I think the biggest advantage is that you can have a borrowed version which is semantically similar to an owned one? Like with UnsizedStruct, both Box<UnsizedStruct> and &UnsizedStruct exist, and have no overhead, whereas &Struct is a pointer to a pointer. You can also define exactly one struct, and get many variations for free - &UnsizedStruct, &mut UnsizedStruct, Box<UnsizedStruct>, Arc<UnsizedStruct> all just exist naturally, whereas if you define Struct, and want the same variations, you'll need to define StructRef, StructMutRef, and ArcStruct, etc.

The other advantage is an intuitive one - std::path::Path is just an unsized type, and you use it like &Path, rather than having Path<'a>. It's first class, and for learning can be compared to str, rather than being a weird thing storing a reference.

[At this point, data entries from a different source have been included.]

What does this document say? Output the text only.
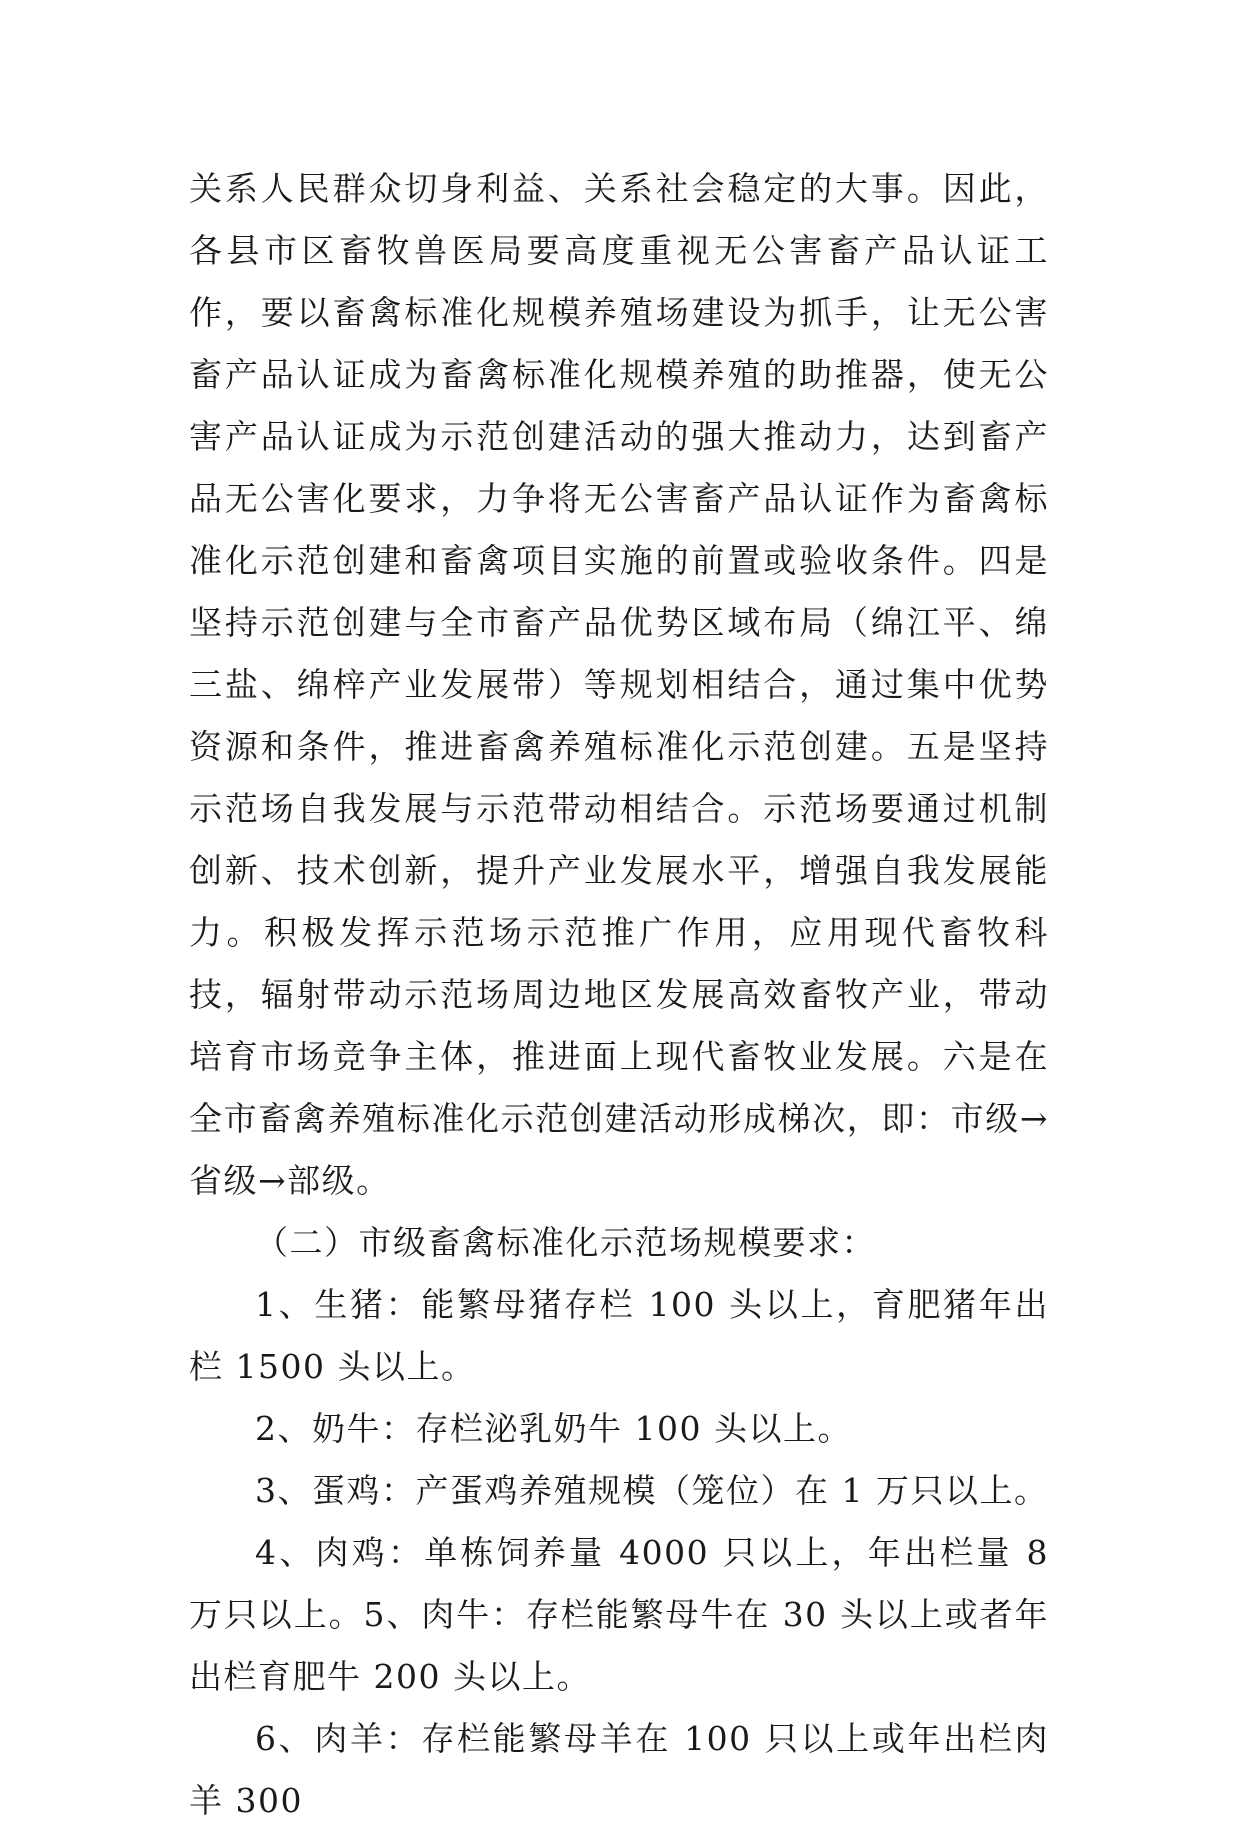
关系人民群众切身利益、关系社会稳定的大事。因此，各县市区畜牧兽医局要高度重视无公害畜产品认证工作，要以畜禽标准化规模养殖场建设为抓手，让无公害畜产品认证成为畜禽标准化规模养殖的助推器，使无公害产品认证成为示范创建活动的强大推动力，达到畜产品无公害化要求，力争将无公害畜产品认证作为畜禽标准化示范创建和畜禽项目实施的前置或验收条件。四是坚持示范创建与全市畜产品优势区域布局（绵江平、绵三盐、绵梓产业发展带）等规划相结合，通过集中优势资源和条件，推进畜禽养殖标准化示范创建。五是坚持示范场自我发展与示范带动相结合。示范场要通过机制创新、技术创新，提升产业发展水平，增强自我发展能力。积极发挥示范场示范推广作用，应用现代畜牧科技，辐射带动示范场周边地区发展高效畜牧产业，带动培育市场竞争主体，推进面上现代畜牧业发展。六是在全市畜禽养殖标准化示范创建活动形成梯次，即：市级→省级→部级。

（二）市级畜禽标准化示范场规模要求：

1、生猪：能繁母猪存栏 100 头以上，育肥猪年出栏 1500 头以上。

2、奶牛：存栏泌乳奶牛 100 头以上。

3、蛋鸡：产蛋鸡养殖规模（笼位）在 1 万只以上。

4、肉鸡：单栋饲养量 4000 只以上，年出栏量 8 万只以上。5、肉牛：存栏能繁母牛在 30 头以上或者年出栏育肥牛 200 头以上。

6、肉羊：存栏能繁母羊在 100 只以上或年出栏肉羊 300
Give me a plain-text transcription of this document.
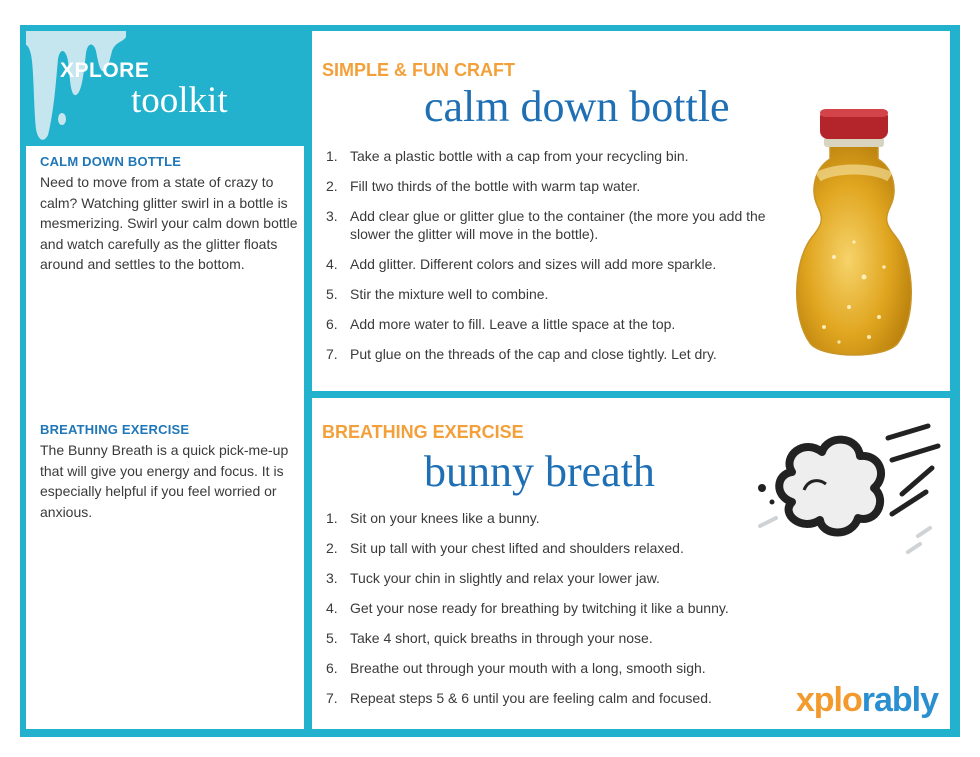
XPLORE
toolkit
CALM DOWN BOTTLE
Need to move from a state of crazy to calm? Watching glitter swirl in a bottle is mesmerizing. Swirl your calm down bottle and watch carefully as the glitter floats around and settles to the bottom.
BREATHING EXERCISE
The Bunny Breath is a quick pick-me-up that will give you energy and focus. It is especially helpful if you feel worried or anxious.
SIMPLE & FUN CRAFT
calm down bottle
1. Take a plastic bottle with a cap from your recycling bin.
2. Fill two thirds of the bottle with warm tap water.
3. Add clear glue or glitter glue to the container (the more you add the slower the glitter will move in the bottle).
4. Add glitter. Different colors and sizes will add more sparkle.
5. Stir the mixture well to combine.
6. Add more water to fill. Leave a little space at the top.
7. Put glue on the threads of the cap and close tightly. Let dry.
BREATHING EXERCISE
bunny breath
1. Sit on your knees like a bunny.
2. Sit up tall with your chest lifted and shoulders relaxed.
3. Tuck your chin in slightly and relax your lower jaw.
4. Get your nose ready for breathing by twitching it like a bunny.
5. Take 4 short, quick breaths in through your nose.
6. Breathe out through your mouth with a long, smooth sigh.
7. Repeat steps 5 & 6 until you are feeling calm and focused.	xplorably
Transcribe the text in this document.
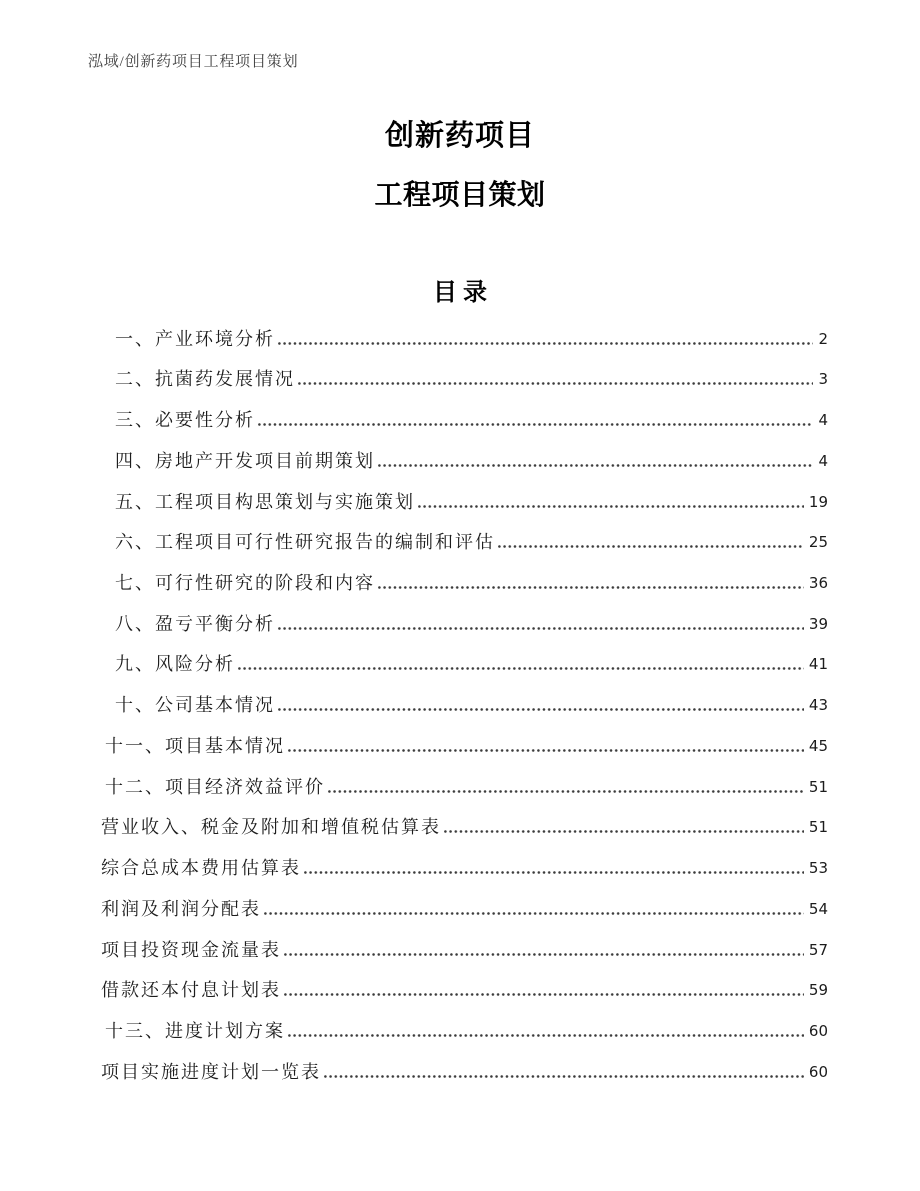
泓域/创新药项目工程项目策划
创新药项目
工程项目策划
目录
一、产业环境分析	2
二、抗菌药发展情况	3
三、必要性分析	4
四、房地产开发项目前期策划	4
五、工程项目构思策划与实施策划	19
六、工程项目可行性研究报告的编制和评估	25
七、可行性研究的阶段和内容	36
八、盈亏平衡分析	39
九、风险分析	41
十、公司基本情况	43
十一、项目基本情况	45
十二、项目经济效益评价	51
营业收入、税金及附加和增值税估算表	51
综合总成本费用估算表	53
利润及利润分配表	54
项目投资现金流量表	57
借款还本付息计划表	59
十三、进度计划方案	60
项目实施进度计划一览表	60
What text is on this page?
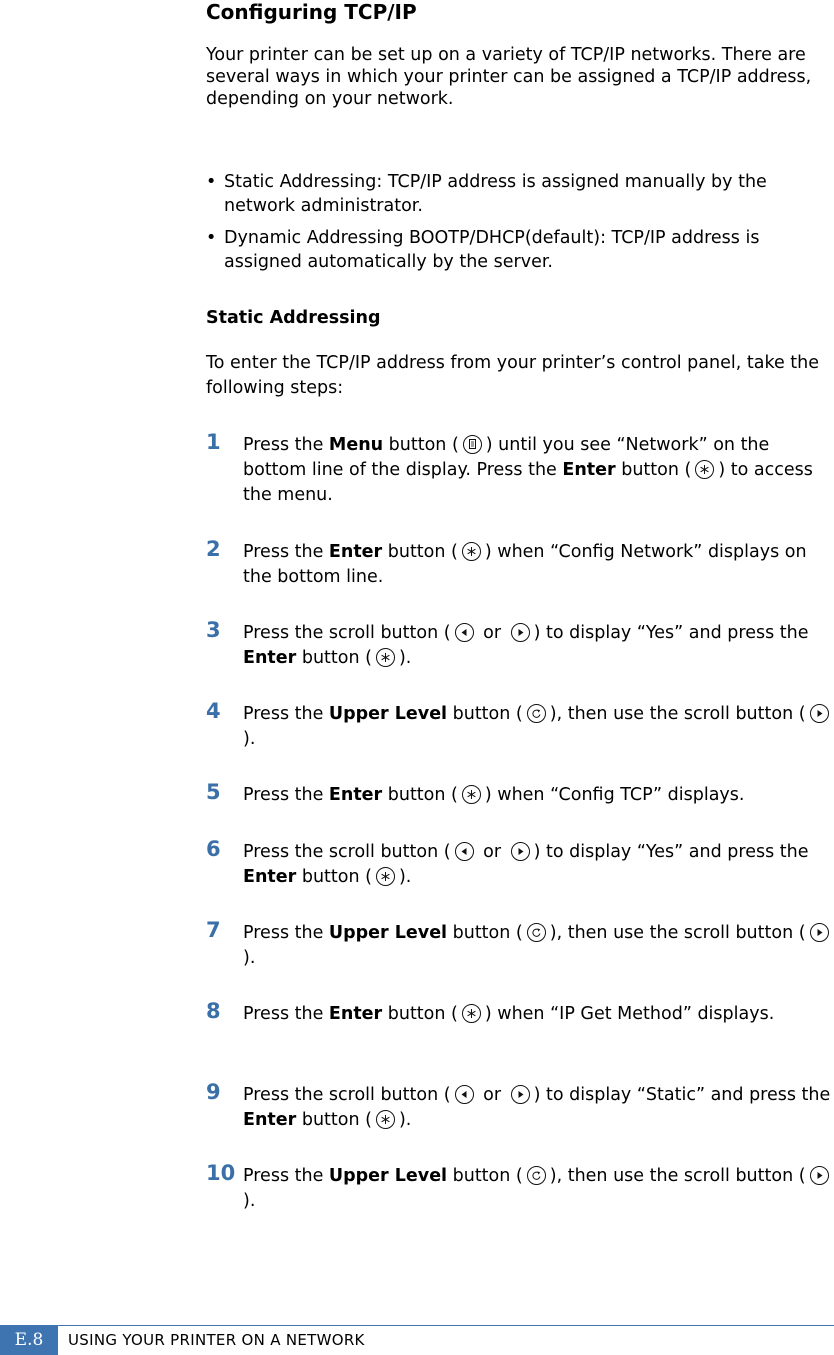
Configuring TCP/IP
Your printer can be set up on a variety of TCP/IP networks. There are several ways in which your printer can be assigned a TCP/IP address, depending on your network.
• Static Addressing: TCP/IP address is assigned manually by the network administrator.
• Dynamic Addressing BOOTP/DHCP(default): TCP/IP address is assigned automatically by the server.
Static Addressing
To enter the TCP/IP address from your printer’s control panel, take the following steps:
1 Press the Menu button ( ) until you see “Network” on the bottom line of the display. Press the Enter button ( ) to access the menu.
2 Press the Enter button ( ) when “Config Network” displays on the bottom line.
3 Press the scroll button ( or ) to display “Yes” and press the Enter button ( ).
4 Press the Upper Level button ( ), then use the scroll button (
).
5 Press the Enter button ( ) when “Config TCP” displays.
6 Press the scroll button ( or ) to display “Yes” and press the Enter button ( ).
7 Press the Upper Level button ( ), then use the scroll button (
).
8 Press the Enter button ( ) when “IP Get Method” displays.
9 Press the scroll button ( or ) to display “Static” and press the Enter button ( ).
10 Press the Upper Level button ( ), then use the scroll button (
).
E.8	USING YOUR PRINTER ON A NETWORK
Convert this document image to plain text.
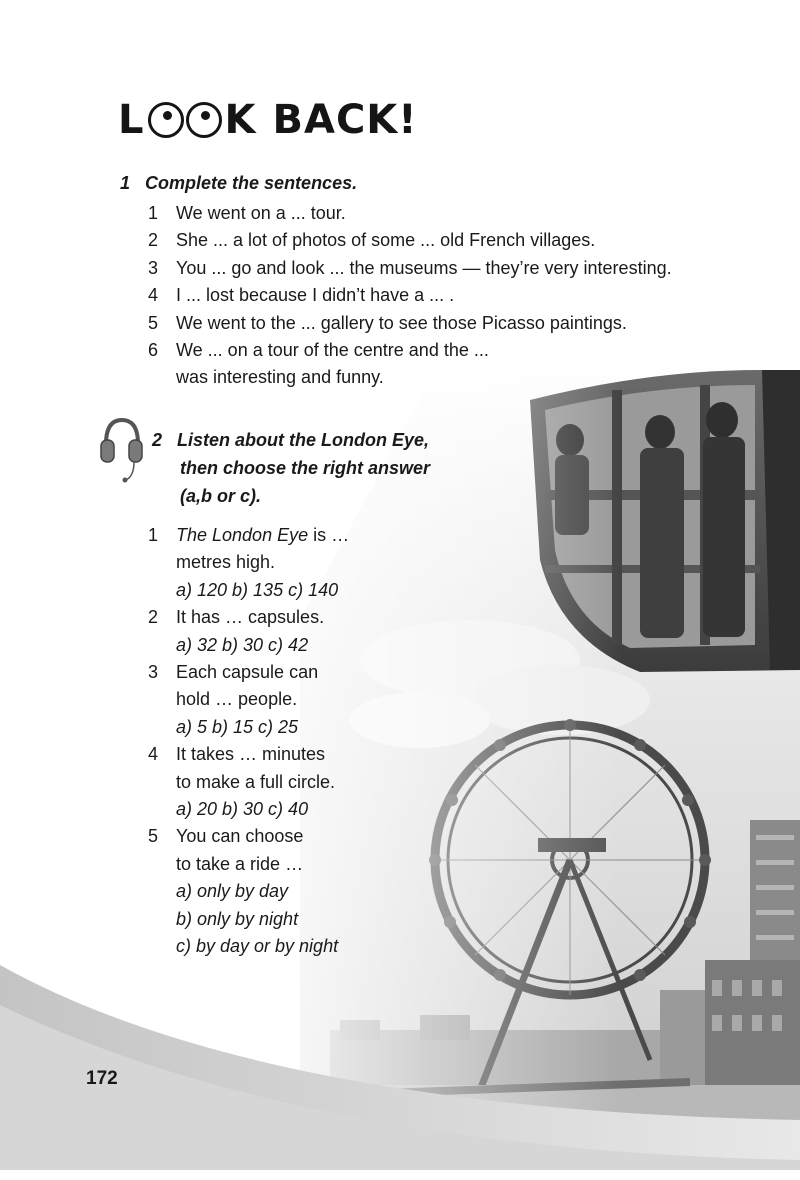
L K BACK!
1 Complete the sentences.
1 We went on a ... tour.
2 She ... a lot of photos of some ... old French villages.
3 You ... go and look ... the museums — they’re very interesting.
4 I ... lost because I didn’t have a ... .
5 We went to the ... gallery to see those Picasso paintings.
6 We ... on a tour of the centre and the ...
was interesting and funny.
2 Listen about the London Eye,
then choose the right answer
(a,b or c).
1 The London Eye is …
metres high.
a) 120 b) 135 c) 140
2 It has … capsules.
a) 32 b) 30 c) 42
3 Each capsule can
hold … people.
a) 5 b) 15 c) 25
4 It takes … minutes
to make a full circle.
a) 20 b) 30 c) 40
5 You can choose
to take a ride …
a) only by day
b) only by night
c) by day or by night
172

I think the advantages are much more pronounced if you plan to be passing this thing around by reference more often than by ownership. Even with Path, we don't use Box<Path> for the owned variation, we use PathBuf instead. If you'll be owning it the majority of the time, just go with a sized structure and store a Vec.

3 Likes

Overall, I feel like user-defined unsized types are still a sort of half-baked feature. They might become more usable in the future, but for now I think the limitations often outweigh the advantages.

4 Likes

Yeah, I'm aware user-defined unsized types are pretty unusable, but I'm doing research for a blog post and want to include them for the sake of being comprehensive :slight_smile:

std::path::Path is really interesting! They could chosen to define it like this:

pub struct Path {
    inner: OsString,
}

But instead they chose:

pub struct Path {
    inner: OsStr,
}

I'm guessing the reason probably has something to do with what @daboross said about having a single pointer to the data instead of a pointer to a pointer.

I'm also guessing the reason for wrapping OsStr in a Path in the first place is to define a bunch of path-related methods on it that otherwise wouldn't make sense on a general OsStr.